Review of Notre-Dame Theater on 121st Street



Stephen Adly Guigris won the Pulitzer Prize for his play, Between Riverside and Crazy and an earlier title that is often produced is Notre-Dame of 121st Street now playing at the Central New York Playhouse. Although he’s known for his cityscape and incredibly diverse and complex characters and great dialogue, intrigue doesn’t seem to be his forte. This is especially true for Notre-Dame, which often looks like a series of episodes; interesting conversations, but episodes nonetheless. A piece designed like this needs terrific performance and crisp, strong direction to weave things together.

Kudos to director Lynn Barbato King for approaching the play and putting together such a diverse cast. It shouldn’t have been easy for a community theater. Because it’s community theater, you’d expect the acting to vary in substance and style, especially with such a large cast. But too many scenes lack tension and subtext. Often times, a character leaves a scene with an anger that hasn’t been deserved. I scratched my head thinking about what had just happened. The play is often described as loud and comedic, but this production often feels too dark and rote. The absurdity of the premise of the first scene: the body of a beloved teaching nun is stolen from the coffin along with mourning pants never quite blossoms into the promised theatrical chaos.

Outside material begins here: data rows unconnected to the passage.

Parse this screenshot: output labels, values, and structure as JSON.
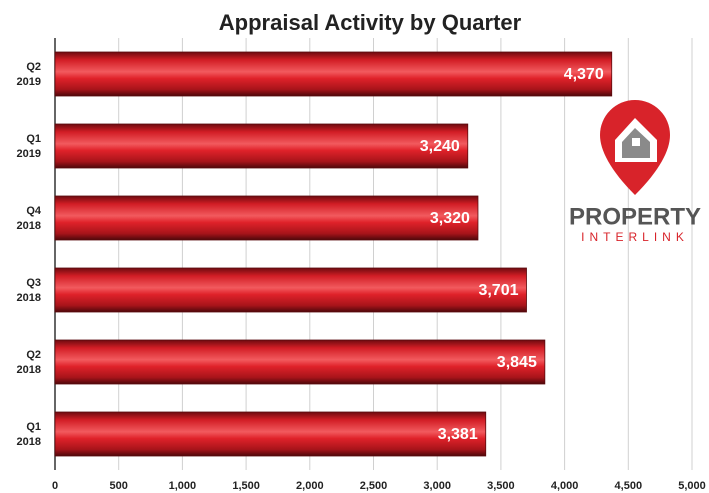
{
  "chart_data": {
    "type": "bar",
    "orientation": "horizontal",
    "title": "Appraisal Activity by Quarter",
    "categories": [
      "Q2 2019",
      "Q1 2019",
      "Q4 2018",
      "Q3 2018",
      "Q2 2018",
      "Q1 2018"
    ],
    "values": [
      4370,
      3240,
      3320,
      3701,
      3845,
      3381
    ],
    "value_labels": [
      "4,370",
      "3,240",
      "3,320",
      "3,701",
      "3,845",
      "3,381"
    ],
    "color": "#e0222a",
    "xlim": [
      0,
      5000
    ],
    "xticks": [
      0,
      500,
      {
        "value": 1000,
        "label": "1,000"
      },
      {
        "value": 1500,
        "label": "1,500"
      },
      {
        "value": 2000,
        "label": "2,000"
      },
      {
        "value": 2500,
        "label": "2,500"
      },
      {
        "value": 3000,
        "label": "3,000"
      },
      {
        "value": 3500,
        "label": "3,500"
      },
      {
        "value": 4000,
        "label": "4,000"
      },
      {
        "value": 4500,
        "label": "4,500"
      },
      {
        "value": 5000,
        "label": "5,000"
      }
    ],
    "grid": true
  },
  "logo": {
    "line1": "PROPERTY",
    "line2": "INTERLINK"
  }
}
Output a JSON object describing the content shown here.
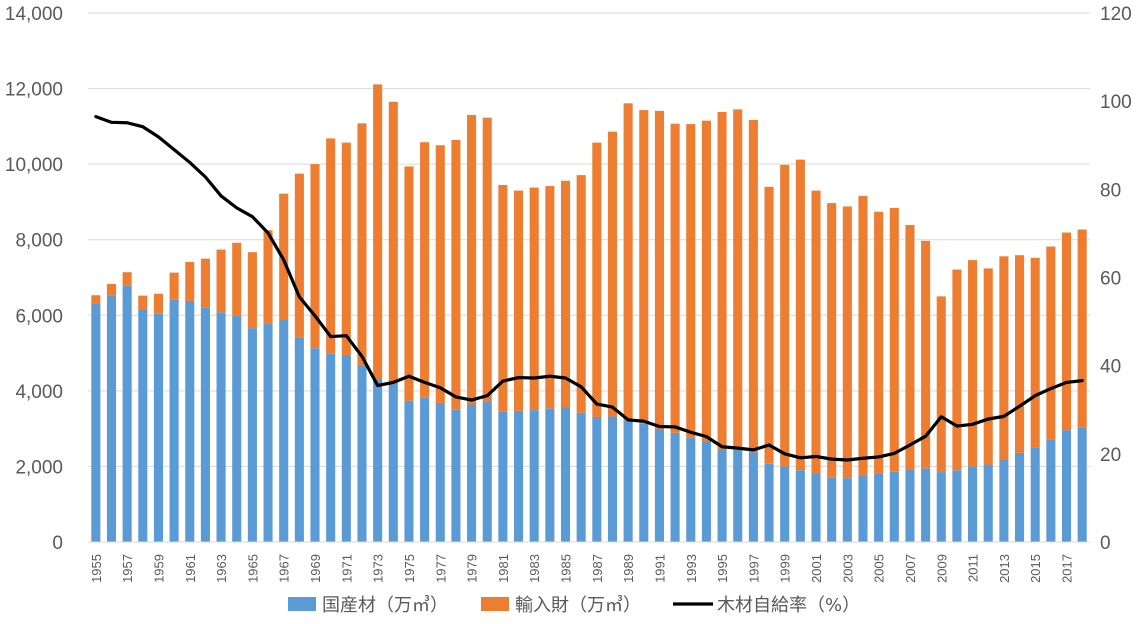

There are still a few bright spots. Tony Brown as Rooftop, a former student of Sister Mary Rose is exceptional. A successful morning radio host who returns to the Old Quarter preoccupied with his past, most notably in the form of his ex-wife Inez (Martikah Williams) who hasn’t quite left the acrimonious divorce. Brown is great, relaxed, charismatic, and still believable. He commands the scene and is a pleasure to watch. Williams like Inez is also good. It is buttoned appropriately but underneath can easily cut you with a remark so neat that you will bleed for hours. And it happens so fast that you won’t even see it coming.

Joshua King as Edwin has a great physique and a great stage voice. His character often resembles the voice of the playwright and lucidly expresses the inner conflict of a character who is stuck caring for his intellectually challenged brother Pinky (Cory Simon). He has so many responsibilities, like the playwright, for all these characters. Brandilyn Kelly as Norca also has some lovely moments. There is authenticity in his performance; it’s someone you might find on 121st street.

A good effort for a play that is not easy at the community theater level, but a little more urgency and speed would give this production the legs it seeks.